A 13-member post-secondary education task force has been established to improve education opportunities and outcomes in the North, the federal government announced Friday.

Northern Affairs Minister Dan Vandal will review recommendations from a newly-announced task force struck to improve post-secondary education in the North.
photo courtesy of Northern Affairs Canada

The task force, with a budget of $1 million, will aim to close gaps in education and skills training that exist between the North and the rest of Canada, according to the Government of Canada. The group will also conceive ways to “provide ongoing learning and skills development opportunities, including Indigenous-based knowledge and skills.”

A first draft of recommendations is expected to be completed in winter 2021.

Northerners will be able to provide their input to the task force through its engagement and consultation efforts.
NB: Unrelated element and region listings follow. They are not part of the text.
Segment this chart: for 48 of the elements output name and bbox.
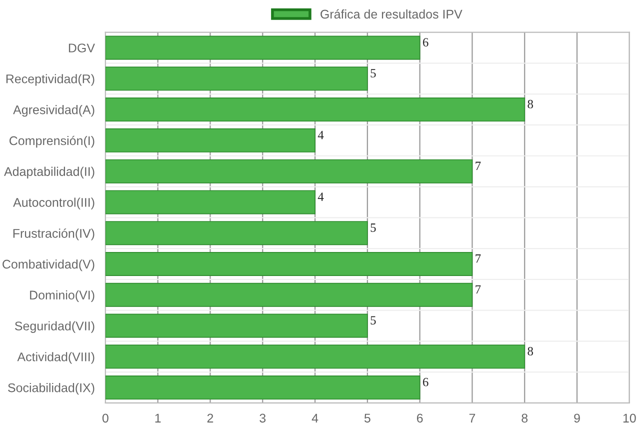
data-label: 6: [422, 378, 428, 386]
x-tick-label: 7: [469, 414, 476, 422]
x-tick-label: 8: [522, 414, 528, 423]
y-tick-label: Agresividad(A): [13, 105, 94, 117]
x-tick-label: 0: [102, 414, 108, 423]
bar: [105, 159, 473, 184]
data-label: 5: [370, 316, 376, 325]
x-tick-label: 9: [574, 414, 580, 423]
legend-label: Gráfica de resultados IPV: [320, 9, 462, 19]
x-tick-label: 6: [416, 414, 423, 423]
data-label: 4: [318, 130, 324, 140]
bar: [105, 98, 526, 122]
bar: [105, 221, 368, 246]
data-label: 7: [476, 162, 481, 170]
y-tick-label: Actividad(VIII): [17, 352, 94, 364]
x-tick-label: 5: [364, 414, 370, 423]
data-label: 8: [528, 100, 534, 108]
bar: [105, 36, 420, 60]
y-tick-label: Seguridad(VII): [14, 321, 94, 333]
y-tick-label: Receptividad(R): [6, 74, 94, 86]
data-label: 6: [422, 38, 428, 47]
y-tick-label: Comprensión(I): [10, 136, 94, 148]
data-label: 8: [528, 346, 534, 356]
bar: [105, 252, 473, 276]
bar: [105, 314, 368, 338]
x-tick-label: 3: [260, 414, 266, 423]
x-tick-label: 4: [312, 414, 318, 422]
x-tick-label: 1: [155, 414, 161, 422]
bar: [105, 344, 526, 369]
y-tick-label: Dominio(VI): [30, 290, 94, 302]
data-label: 5: [370, 69, 376, 78]
x-tick-label: 2: [207, 414, 214, 422]
data-label: 5: [370, 224, 376, 232]
y-tick-label: Sociabilidad(IX): [8, 383, 94, 395]
y-tick-label: Frustración(IV): [13, 228, 94, 240]
y-tick-label: DGV: [68, 44, 95, 52]
bar: [105, 376, 420, 400]
bar: [105, 128, 316, 152]
data-label: 4: [318, 192, 324, 201]
bar: [105, 190, 316, 214]
x-tick-label: 10: [623, 414, 636, 423]
data-label: 7: [476, 254, 481, 263]
y-tick-label: Combatividad(V): [2, 259, 94, 272]
bar: [105, 66, 368, 91]
bar: [105, 282, 473, 307]
y-tick-label: Autocontrol(III): [13, 198, 94, 210]
y-tick-label: Adaptabilidad(II): [4, 166, 94, 178]
data-label: 7: [476, 285, 481, 294]
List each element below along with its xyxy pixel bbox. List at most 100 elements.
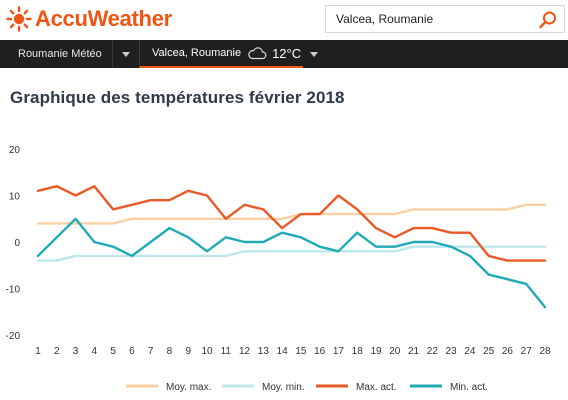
country-menu[interactable]: Roumanie Météo: [0, 40, 112, 68]
location-dropdown-toggle[interactable]: [303, 40, 325, 68]
data-point-s3-1: [56, 236, 58, 238]
data-point-s3-3: [93, 241, 95, 243]
data-point-s2-11: [243, 204, 246, 206]
data-point-s2-25: [506, 260, 509, 262]
data-point-s2-21: [431, 227, 433, 229]
data-point-s1-7: [168, 255, 171, 257]
data-point-s0-3: [93, 222, 95, 224]
data-point-s2-9: [206, 194, 208, 197]
x-tick-label: 13: [258, 346, 270, 357]
data-point-s2-13: [281, 227, 283, 229]
y-tick-label: 10: [9, 192, 21, 203]
data-point-s2-4: [112, 208, 114, 211]
data-point-s0-22: [450, 208, 452, 211]
data-point-s0-24: [488, 208, 490, 211]
data-point-s2-24: [488, 255, 490, 257]
data-point-s2-6: [150, 199, 152, 201]
country-dropdown-toggle[interactable]: [112, 40, 138, 68]
search-icon[interactable]: [538, 10, 558, 30]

Northern governments, Indigenous organizations and co-development partners to the Arctic and Northern Policy Framework made nominations to fill seats on the task force. The members are:
Rebecca Mearns, Nunavut
Peesee Pitsiulak, Nunavut
James Takkiruq, Nunavut
Malerie Bayha, NWT
Angélique Ruzindana Umunyana, NWT
Kelsey Wrightson, Northwest Territories
Shozrё Melanie Bennett, Yukon
Florence Kushniruk, Yukon
Tosh Southwick, Yukon
James Cook, Manitoba
Ashlee Cunsolo, Newfoundland and Labrador
Jodie Lane, Newfoundland and Labrador
Erika Marteleira, Ontario

“These innovative solutions will be led by Northerners, for Northerners, ensuring that the unique needs of remote and Northern communities are met,” a government news release states. “Through engagement and consultation with Indigenous partners, youth, governments, post-secondary education institutions and leaders, the task force will make recommendations to the Minister of Northern Affairs on ways to address barriers and make post-secondary education achievable for more Northerners.”

Northern Affairs Minister Dan Vandal added, “Every Canadian deserves a real and fair chance at success, no matter where they live. When more Canadians are able to continue their education, practice new skills, or learn on the job, they are better prepared to find and keep good jobs now, and in the future. As we look beyond the Covid-19 pandemic, the recommendations of this task force will be critical in shaping that recovery.”